Basta perceber que a Al-Qaeda não está presente na chamada primavera árabe. Estes movimentos
civis, por meio de protestos pacíficos, conseguiram derrubar governos que a Al-Qaeda se propõe a
combater, há mais de duas décadas, apresentando uma alternativa às sociedades árabes e
marginalizando, ainda mais, o grupo terrorista.

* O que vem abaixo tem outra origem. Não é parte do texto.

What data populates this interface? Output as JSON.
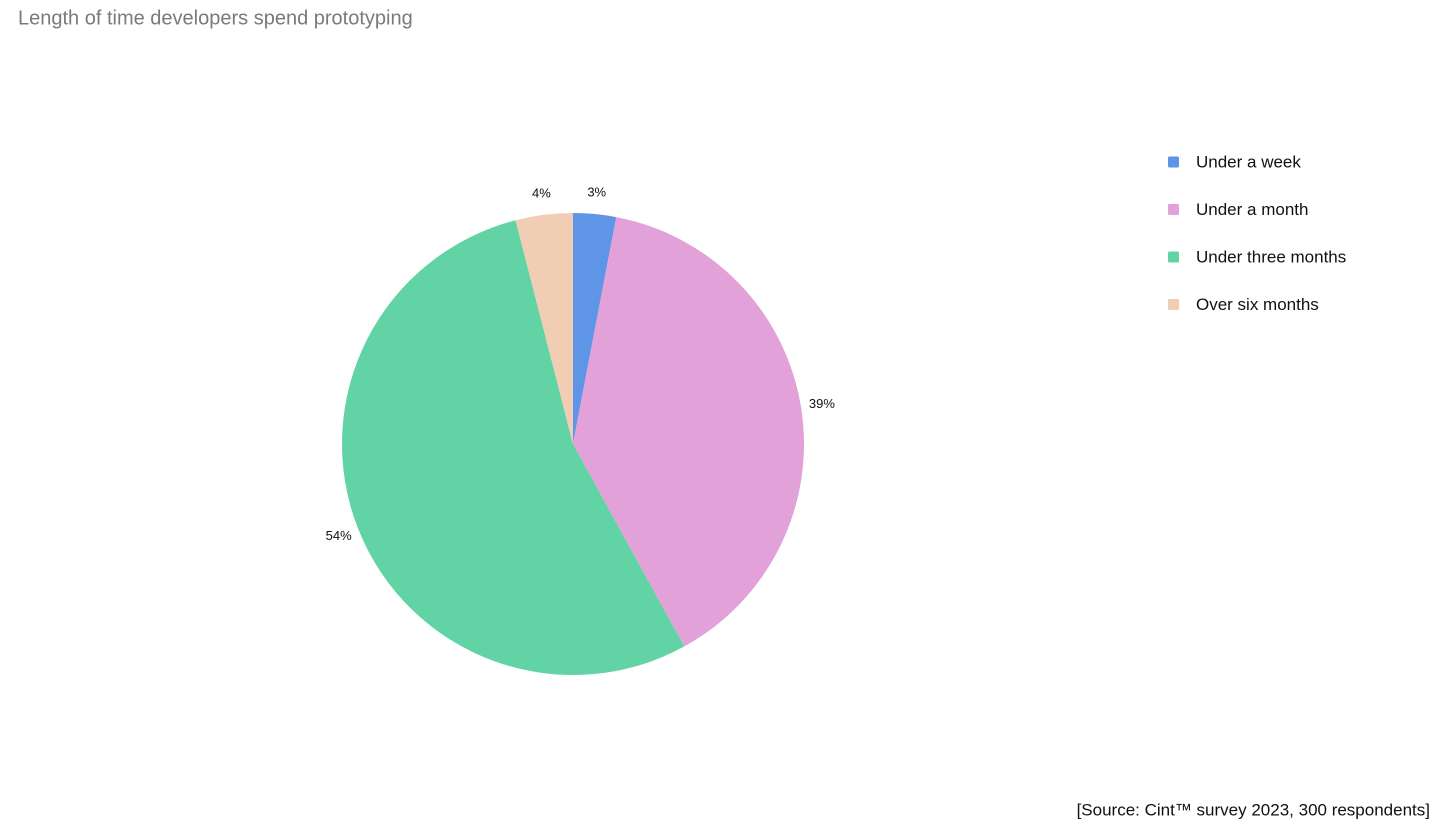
{
  "chart_data": {
    "type": "pie",
    "title": "Length of time developers spend prototyping",
    "categories": [
      "Under a week",
      "Under a month",
      "Under three months",
      "Over six months"
    ],
    "values": [
      3,
      39,
      54,
      4
    ],
    "value_labels": [
      "3%",
      "39%",
      "54%",
      "4%"
    ],
    "colors": [
      "#5f95e6",
      "#e2a1d8",
      "#62d3a5",
      "#f1cdb3"
    ],
    "legend": "top-right",
    "source": "[Source: Cint™ survey 2023, 300 respondents]"
  }
}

Assim, além das áreas tribais no norte do Paquistão, a Al-Qaeda está presente apenas em regiões
marginais do mundo árabe e islâmico por contatos, muitas vezes, superficiais como no nordeste do
Yemen, na Somália e no sul da Argélia. Por conta das diversas alianças realizadas, a Al-Qaeda não
conseguiu liderar uma única estratégia e seu principal objetivo de tornar-se um movimento
insurgente, caracterizado, sobretudo, pelo grande apoio da comunidade, acabou, portanto, por
falhar.
Prova disso foram os desentendimentos entre Bin Laden e Al-Zarqawi, que liderou o braço da AlQaeda iraquiano, quanto às formas de agir no país. A CIA interceptou cartas entre eles que
mostravam discordância de Bin Laden com a crescente onda de atentados no Iraque uma vez que
isto impossibilitaria a aproximação da Al-Qaeda da sociedade iraquiana. a Al-Qaeda já enfrentava,
portanto, um momento de crise e de possível mudança estratégica, anterior à morte de seu líder.

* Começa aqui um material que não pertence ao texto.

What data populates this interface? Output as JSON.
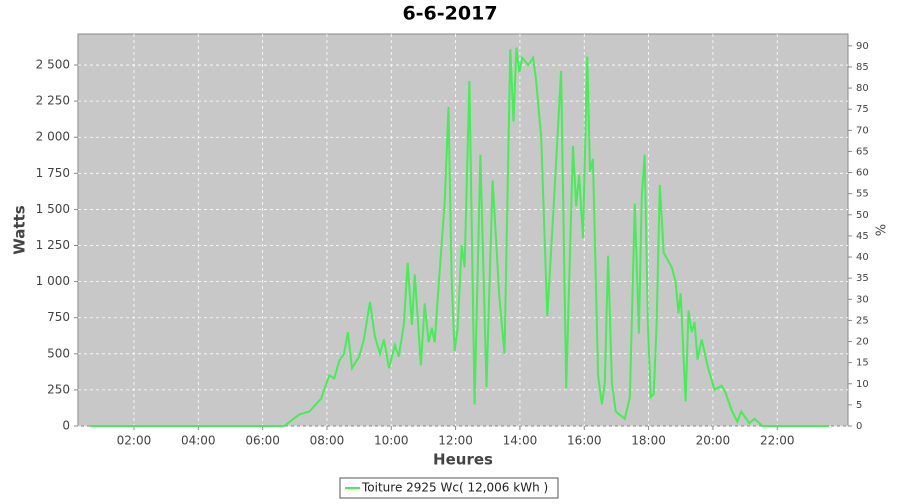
{
  "chart_data": {
    "type": "line",
    "title": "6-6-2017",
    "x_label": "Heures",
    "y_label": "Watts",
    "y2_label": "%",
    "xlim": [
      0.26,
      24.2
    ],
    "xticks": [
      {
        "value": 2,
        "label": "02:00"
      },
      {
        "value": 4,
        "label": "04:00"
      },
      {
        "value": 6,
        "label": "06:00"
      },
      {
        "value": 8,
        "label": "08:00"
      },
      {
        "value": 10,
        "label": "10:00"
      },
      {
        "value": 12,
        "label": "12:00"
      },
      {
        "value": 14,
        "label": "14:00"
      },
      {
        "value": 16,
        "label": "16:00"
      },
      {
        "value": 18,
        "label": "18:00"
      },
      {
        "value": 20,
        "label": "20:00"
      },
      {
        "value": 22,
        "label": "22:00"
      }
    ],
    "ylim": [
      0,
      2715
    ],
    "yticks": [
      0,
      250,
      500,
      750,
      {
        "value": 1000,
        "label": "1 000"
      },
      {
        "value": 1250,
        "label": "1 250"
      },
      {
        "value": 1500,
        "label": "1 500"
      },
      {
        "value": 1750,
        "label": "1 750"
      },
      {
        "value": 2000,
        "label": "2 000"
      },
      {
        "value": 2250,
        "label": "2 250"
      },
      {
        "value": 2500,
        "label": "2 500"
      }
    ],
    "y2lim": [
      0,
      92.8
    ],
    "y2ticks": [
      0,
      5,
      10,
      15,
      20,
      25,
      30,
      35,
      40,
      45,
      50,
      55,
      60,
      65,
      70,
      75,
      80,
      85,
      90
    ],
    "grid": true,
    "legend": "bottom",
    "x": [
      0.64,
      6.67,
      7.14,
      7.45,
      7.82,
      8.07,
      8.23,
      8.38,
      8.53,
      8.65,
      8.78,
      9.0,
      9.15,
      9.34,
      9.49,
      9.65,
      9.77,
      9.93,
      10.11,
      10.23,
      10.39,
      10.51,
      10.64,
      10.73,
      10.92,
      11.04,
      11.16,
      11.26,
      11.35,
      11.48,
      11.66,
      11.78,
      11.88,
      11.97,
      12.06,
      12.19,
      12.28,
      12.43,
      12.59,
      12.77,
      12.96,
      13.15,
      13.36,
      13.52,
      13.7,
      13.8,
      13.89,
      13.98,
      14.07,
      14.26,
      14.41,
      14.5,
      14.66,
      14.85,
      15.07,
      15.28,
      15.44,
      15.65,
      15.75,
      15.84,
      15.96,
      16.09,
      16.18,
      16.27,
      16.43,
      16.55,
      16.64,
      16.74,
      16.86,
      16.98,
      17.26,
      17.42,
      17.57,
      17.7,
      17.79,
      17.88,
      17.98,
      18.07,
      18.16,
      18.25,
      18.35,
      18.47,
      18.72,
      18.84,
      18.93,
      19.0,
      19.15,
      19.24,
      19.34,
      19.43,
      19.52,
      19.65,
      19.83,
      20.05,
      20.27,
      20.39,
      20.6,
      20.76,
      20.88,
      21.13,
      21.29,
      21.54,
      23.61
    ],
    "series": [
      {
        "name": "Toiture 2925 Wc( 12,006 kWh )",
        "color": "#44ee55",
        "values": [
          0,
          0,
          80,
          100,
          190,
          350,
          330,
          450,
          500,
          650,
          400,
          480,
          600,
          860,
          620,
          500,
          600,
          400,
          560,
          480,
          700,
          1130,
          700,
          1050,
          420,
          850,
          580,
          680,
          580,
          1000,
          1550,
          2210,
          1000,
          520,
          670,
          1250,
          1100,
          2390,
          150,
          1880,
          270,
          1700,
          900,
          500,
          2610,
          2110,
          2620,
          2450,
          2550,
          2500,
          2550,
          2400,
          2000,
          760,
          1600,
          2460,
          260,
          1940,
          1520,
          1740,
          1300,
          2560,
          1760,
          1850,
          350,
          150,
          300,
          1180,
          300,
          100,
          50,
          200,
          1540,
          640,
          1600,
          1880,
          700,
          200,
          220,
          700,
          1670,
          1200,
          1100,
          1000,
          780,
          920,
          170,
          800,
          650,
          720,
          460,
          600,
          420,
          250,
          280,
          230,
          100,
          30,
          100,
          20,
          50,
          0,
          0
        ]
      }
    ]
  }
}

A “guerra contra o terror” não possui um inimigo homogêneo representado na figura de Bin Laden
como quer fazer-nos acreditar os EUA. Existem diversos grupos que, por compartilharem alguns
interesses comuns, estabeleceram alianças estratégicas. Como muitos já alertaram, não é possível
carimbar como terror islâmico tudo aquilo que contesta a ocupação militar dos EUA naquela região.
Quem será o próximo monstro a ser executado em nome da humanidade?